As another alternative to specify dependencies on specific binaries, we could use table-based structures, such as: artifact = [{bin = ["binary-name", "another-binary"]}, "cdylib"]. This would avoid parsing values like bin:binary-name, but it seems excessively complex and excessively nested. Other variations on this theme seem similarly complex. The proposed syntax feels like the right balance.

Prior art

  • Cargo already provides something similar to this for C library dependencies of -sys crates. A -sys crate can supply arbitrary artifact paths, for libraries, headers, and similar. Crates depending on the -sys crate can obtain those paths via environment variables supplied via Cargo, such as to compile other libraries using the same C library. This proposal provides a similar feature for other types of crates and libraries.
  • The Swift package manager has a concept of “products”, which can be either libraries or executables. Expressing a dependency on a package allows you to make use of either the library or executable products of that package.
  • make, cmake, and many other build systems allow setting arbitrary goals as the dependencies of others. This allows building a binary and then running that binary in a rule that depends on that binary.

Unresolved questions

How easily can Cargo handle a dependency with a different target specified? How will that interact with dependency resolution?
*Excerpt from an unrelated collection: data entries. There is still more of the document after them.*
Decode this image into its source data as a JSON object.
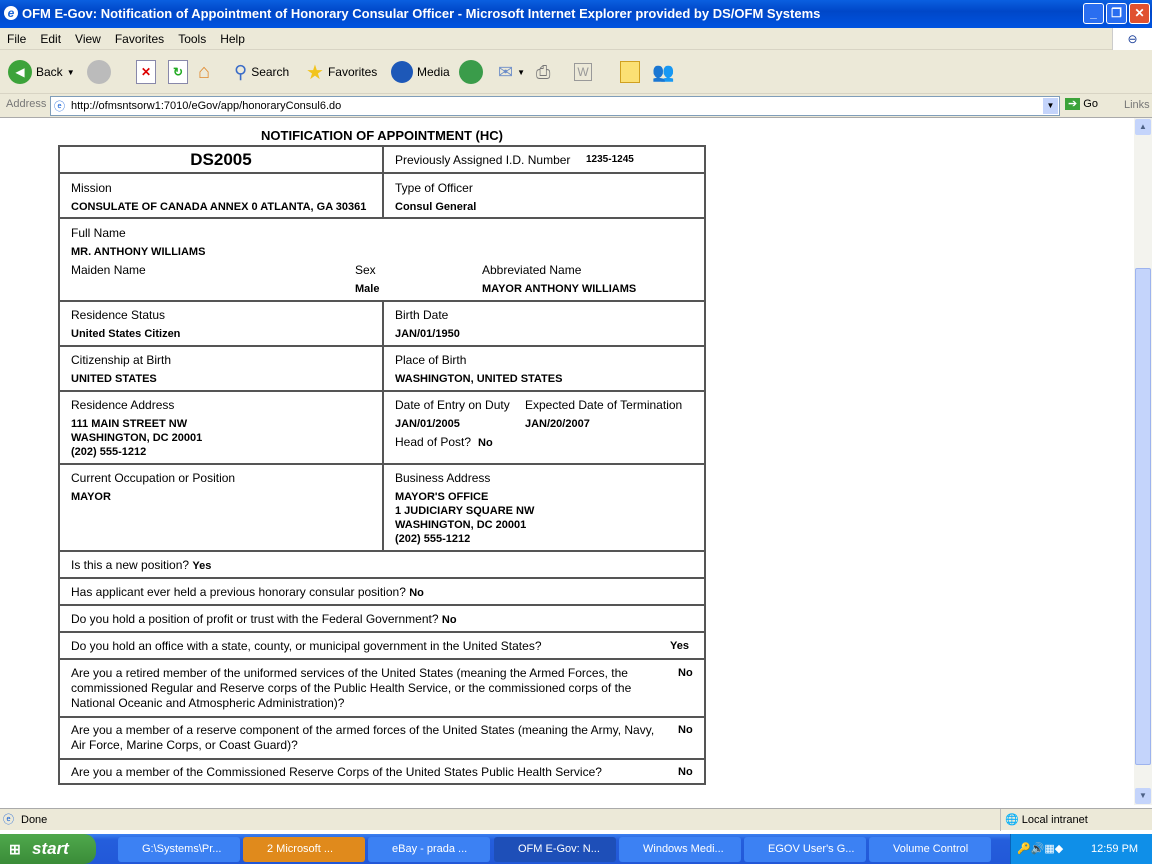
{
  "window": {
    "title": "OFM E-Gov: Notification of Appointment of Honorary Consular Officer - Microsoft Internet Explorer provided by DS/OFM Systems"
  },
  "menu": [
    "File",
    "Edit",
    "View",
    "Favorites",
    "Tools",
    "Help"
  ],
  "toolbar": {
    "back": "Back",
    "search": "Search",
    "favorites": "Favorites",
    "media": "Media"
  },
  "address": {
    "label": "Address",
    "url": "http://ofmsntsorw1:7010/eGov/app/honoraryConsul6.do",
    "go": "Go",
    "links": "Links"
  },
  "form": {
    "title": "NOTIFICATION OF APPOINTMENT (HC)",
    "form_number": "DS2005",
    "prev_id_label": "Previously Assigned I.D. Number",
    "prev_id": "1235-1245",
    "mission_label": "Mission",
    "mission": "CONSULATE OF CANADA ANNEX 0 ATLANTA, GA 30361",
    "officer_type_label": "Type of Officer",
    "officer_type": "Consul General",
    "full_name_label": "Full Name",
    "full_name": "MR. ANTHONY WILLIAMS",
    "maiden_label": "Maiden Name",
    "sex_label": "Sex",
    "sex": "Male",
    "abbrev_label": "Abbreviated Name",
    "abbrev": "MAYOR ANTHONY WILLIAMS",
    "residence_status_label": "Residence Status",
    "residence_status": "United States Citizen",
    "birth_date_label": "Birth Date",
    "birth_date": "JAN/01/1950",
    "citizenship_label": "Citizenship at Birth",
    "citizenship": "UNITED STATES",
    "birth_place_label": "Place of Birth",
    "birth_place": "WASHINGTON, UNITED STATES",
    "res_addr_label": "Residence Address",
    "res_addr": [
      "111 MAIN STREET NW",
      "WASHINGTON, DC 20001",
      "(202) 555-1212"
    ],
    "entry_label": "Date of Entry on Duty",
    "entry": "JAN/01/2005",
    "term_label": "Expected Date of Termination",
    "term": "JAN/20/2007",
    "head_label": "Head of Post?",
    "head": "No",
    "occupation_label": "Current Occupation or Position",
    "occupation": "MAYOR",
    "bus_addr_label": "Business Address",
    "bus_addr": [
      "MAYOR'S OFFICE",
      "1 JUDICIARY SQUARE NW",
      "WASHINGTON, DC 20001",
      "(202) 555-1212"
    ],
    "questions": [
      {
        "q": "Is this a new position?",
        "a": "Yes"
      },
      {
        "q": "Has applicant ever held a previous honorary consular position?",
        "a": "No"
      },
      {
        "q": "Do you hold a position of profit or trust with the Federal Government?",
        "a": "No"
      },
      {
        "q": "Do you hold an office with a state, county, or municipal government in the United States?",
        "a": "Yes"
      },
      {
        "q": "Are you a retired member of the uniformed services of the United States (meaning the Armed Forces, the commissioned Regular and Reserve corps of the Public Health Service, or the commissioned corps of the National Oceanic and Atmospheric Administration)?",
        "a": "No"
      },
      {
        "q": "Are you a member of a reserve component of the armed forces of the United States (meaning the Army, Navy, Air Force, Marine Corps, or Coast Guard)?",
        "a": "No"
      },
      {
        "q": "Are you a member of the Commissioned Reserve Corps of the United States Public Health Service?",
        "a": "No"
      }
    ]
  },
  "status": {
    "text": "Done",
    "zone": "Local intranet"
  },
  "taskbar": {
    "start": "start",
    "items": [
      "G:\\Systems\\Pr...",
      "2 Microsoft ...",
      "eBay - prada ...",
      "OFM E-Gov: N...",
      "Windows Medi...",
      "EGOV User's G...",
      "Volume Control"
    ],
    "clock": "12:59 PM"
  }
}
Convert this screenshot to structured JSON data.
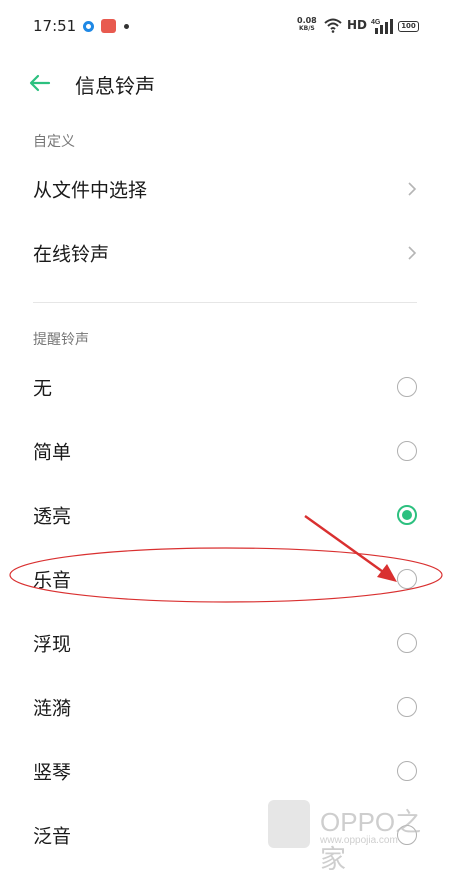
{
  "status_bar": {
    "time": "17:51",
    "net_speed_value": "0.08",
    "net_speed_unit": "KB/S",
    "hd": "HD",
    "signal": "4G",
    "battery": "100",
    "accent_blue": "#1e88e5",
    "notification_red": "#e85a4f"
  },
  "header": {
    "back_icon": "arrow-left-icon",
    "title": "信息铃声",
    "accent": "#2cc07f"
  },
  "custom_section": {
    "header": "自定义",
    "items": [
      {
        "label": "从文件中选择",
        "icon": "chevron-right-icon"
      },
      {
        "label": "在线铃声",
        "icon": "chevron-right-icon"
      }
    ]
  },
  "ringtone_section": {
    "header": "提醒铃声",
    "selected_color": "#2cc07f",
    "items": [
      {
        "label": "无",
        "selected": false
      },
      {
        "label": "简单",
        "selected": false
      },
      {
        "label": "透亮",
        "selected": true
      },
      {
        "label": "乐音",
        "selected": false
      },
      {
        "label": "浮现",
        "selected": false
      },
      {
        "label": "涟漪",
        "selected": false
      },
      {
        "label": "竖琴",
        "selected": false
      },
      {
        "label": "泛音",
        "selected": false
      }
    ]
  },
  "annotation": {
    "color": "#d93030",
    "highlighted_item": "乐音"
  },
  "watermark": {
    "text": "OPPO之家",
    "url": "www.oppojia.com"
  }
}
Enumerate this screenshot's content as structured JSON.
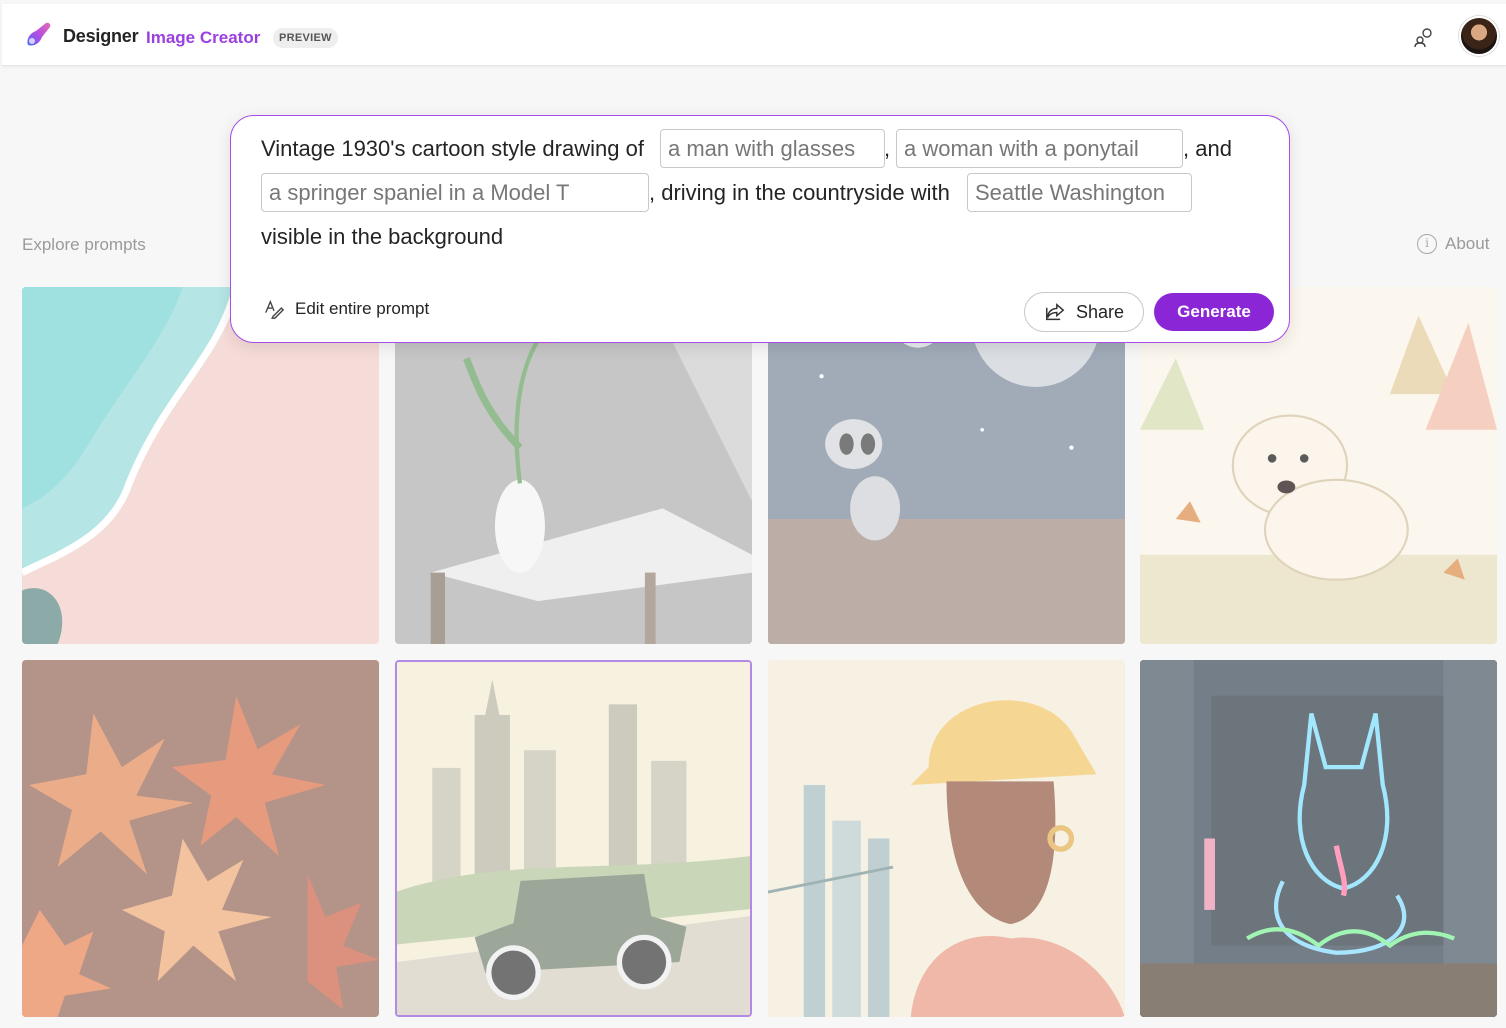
{
  "header": {
    "brand": "Designer",
    "product": "Image Creator",
    "badge": "PREVIEW"
  },
  "explore": {
    "label": "Explore prompts",
    "about_label": "About",
    "about_icon": "info-icon"
  },
  "prompt": {
    "text_1": "Vintage 1930's cartoon style drawing of",
    "field_1": "a man with glasses",
    "sep_1": ",",
    "field_2": "a woman with a ponytail",
    "sep_2": ", and",
    "field_3": "a springer spaniel in a Model T",
    "text_2": ", driving in the countryside with",
    "field_4": "Seattle Washington",
    "text_3": "visible in the background",
    "edit_label": "Edit entire prompt",
    "share_label": "Share",
    "generate_label": "Generate"
  },
  "colors": {
    "accent": "#8b26d6",
    "brand_purple": "#9b3fe0"
  },
  "gallery": [
    {
      "subject": "aerial beach with turquoise water and pink sand"
    },
    {
      "subject": "pink tulip in white vase on table"
    },
    {
      "subject": "cute alien sitting on planet with moons"
    },
    {
      "subject": "fluffy puppy in autumn leaves"
    },
    {
      "subject": "orange maple leaves"
    },
    {
      "subject": "vintage car driving in front of city skyline"
    },
    {
      "subject": "woman in yellow hard hat with cranes"
    },
    {
      "subject": "neon german shepherd sign in city"
    }
  ]
}
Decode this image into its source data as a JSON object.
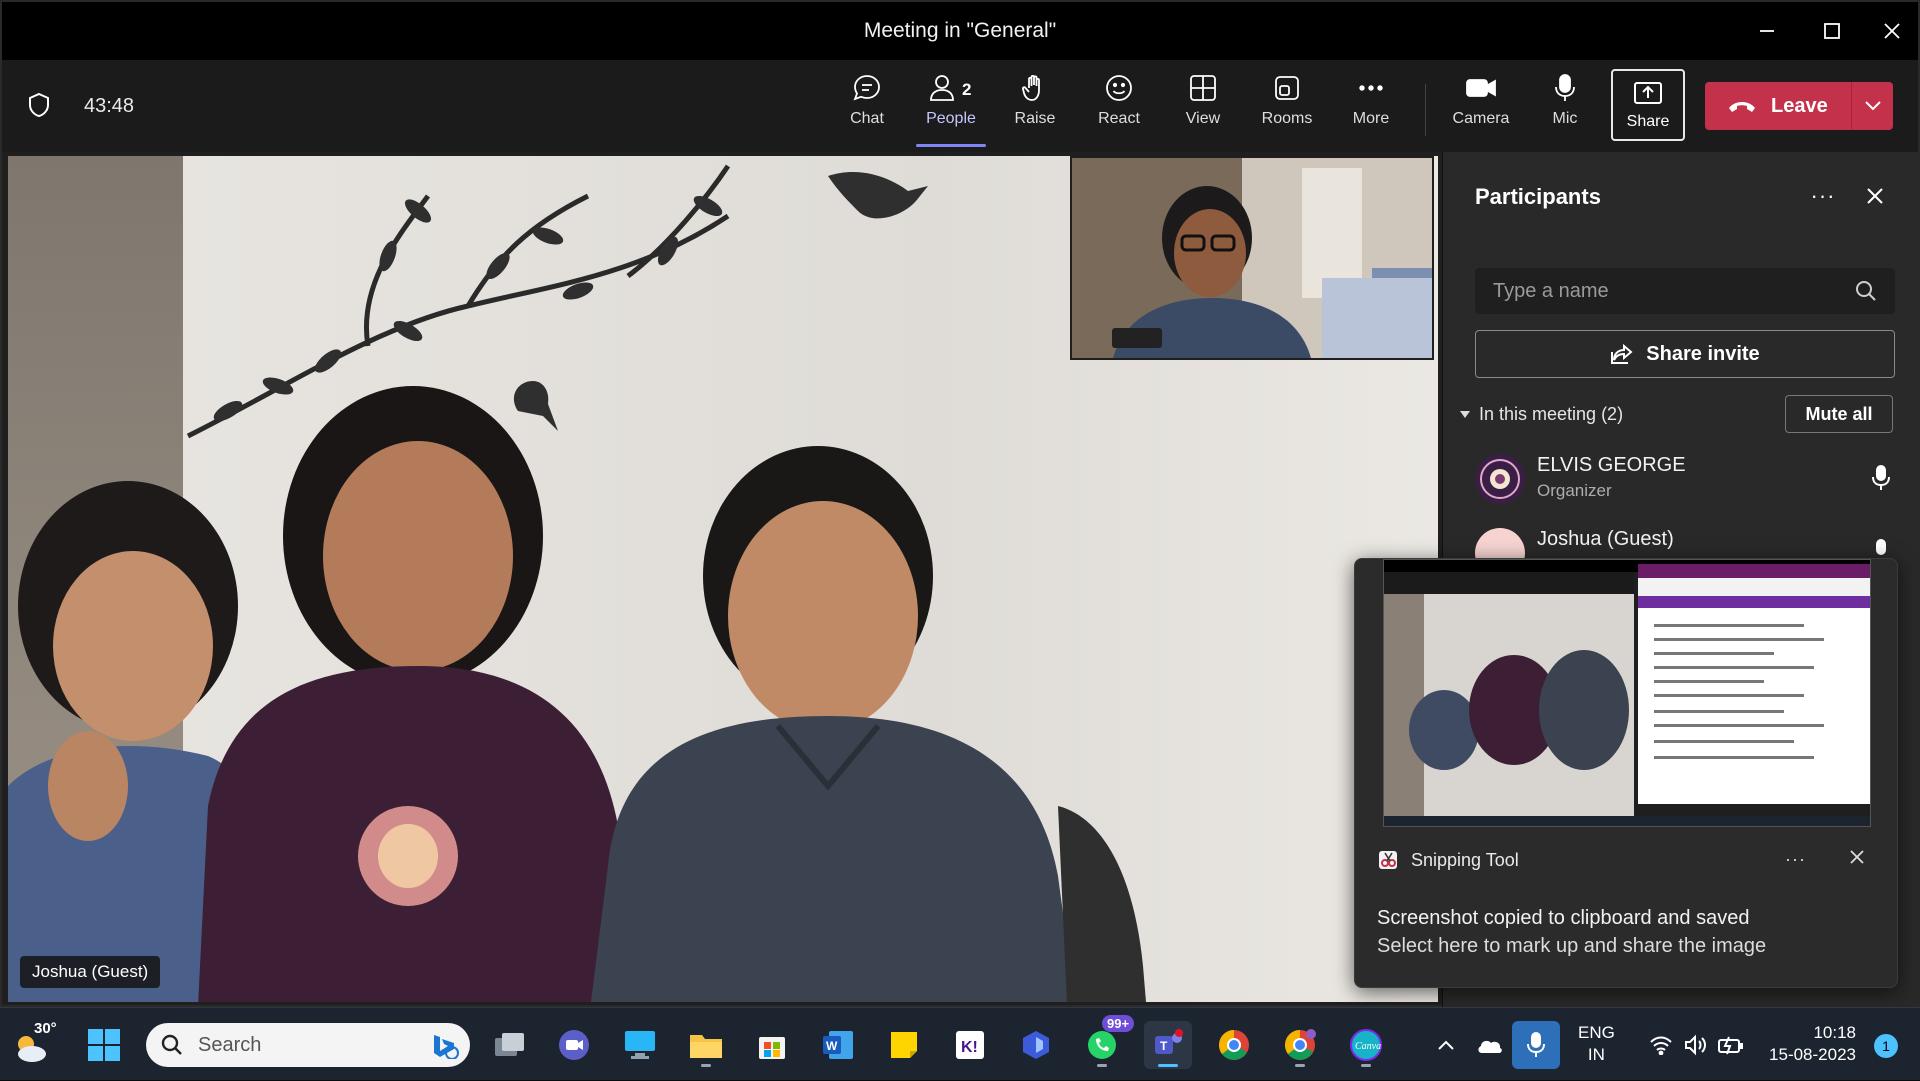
{
  "window": {
    "title": "Meeting in \"General\""
  },
  "toolbar": {
    "timer": "43:48",
    "chat_label": "Chat",
    "people_label": "People",
    "people_count": "2",
    "raise_label": "Raise",
    "react_label": "React",
    "view_label": "View",
    "rooms_label": "Rooms",
    "more_label": "More",
    "camera_label": "Camera",
    "mic_label": "Mic",
    "share_label": "Share",
    "leave_label": "Leave",
    "leave_color": "#c4314b",
    "active_color": "#7f85f5"
  },
  "stage": {
    "speaker_name": "Joshua (Guest)"
  },
  "panel": {
    "title": "Participants",
    "more": "···",
    "search_placeholder": "Type a name",
    "share_invite_label": "Share invite",
    "section_label": "In this meeting (2)",
    "mute_all_label": "Mute all",
    "participants": [
      {
        "name": "ELVIS GEORGE",
        "role": "Organizer"
      },
      {
        "name": "Joshua (Guest)",
        "role": ""
      }
    ]
  },
  "toast": {
    "app_name": "Snipping Tool",
    "more": "···",
    "line1": "Screenshot copied to clipboard and saved",
    "line2": "Select here to mark up and share the image"
  },
  "taskbar": {
    "temperature": "30°",
    "search_label": "Search",
    "whatsapp_badge": "99+",
    "lang_line1": "ENG",
    "lang_line2": "IN",
    "time": "10:18",
    "date": "15-08-2023",
    "notifications": "1"
  }
}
Cargo already has to handle dependencies for both host and target (for cross-compilation), so those cases should already work.

Future possibilities

Currently, there’s no mechanism to obtain an environment variable’s value at compile time if that value is not valid UTF-8. In the future, we may want macros like env_os! or env_path!, which return a &'static OsStr or &'static Path respectively, rather than a &'static str. This is already an issue for existing environment variables supplied to the build that contain file paths.

In some cases, a crate may want to depend on a binary without unifying dependency versions with that binary. A future extension to this mechanism could allow cargo to build a binary crate in isolation, without attempting to unify versions.

Just as a -sys crate can supply additional artifacts other than the built binary, this mechanism could potentially expand in the future to allow building artifacts other than the built binary, such as C-compatible include files, various types of interface definition or protocol definition files, or arbitrary data files.

If a dependency has a specific target (other than the host or target), and the target is not available, cargo can only emit an error at build time that tells the user to install the target. Some projects may wish to use rustup’s support for rust-toolchain TOML files to specify targets they or their dependencies require. However, in the future, Cargo could have more native support for targets, either by downloading precompiled targets as rustup does, or by building support for those targets using build-std or equivalent. Integrating such support into Cargo would improve support for cross-compiled artifact dependencies.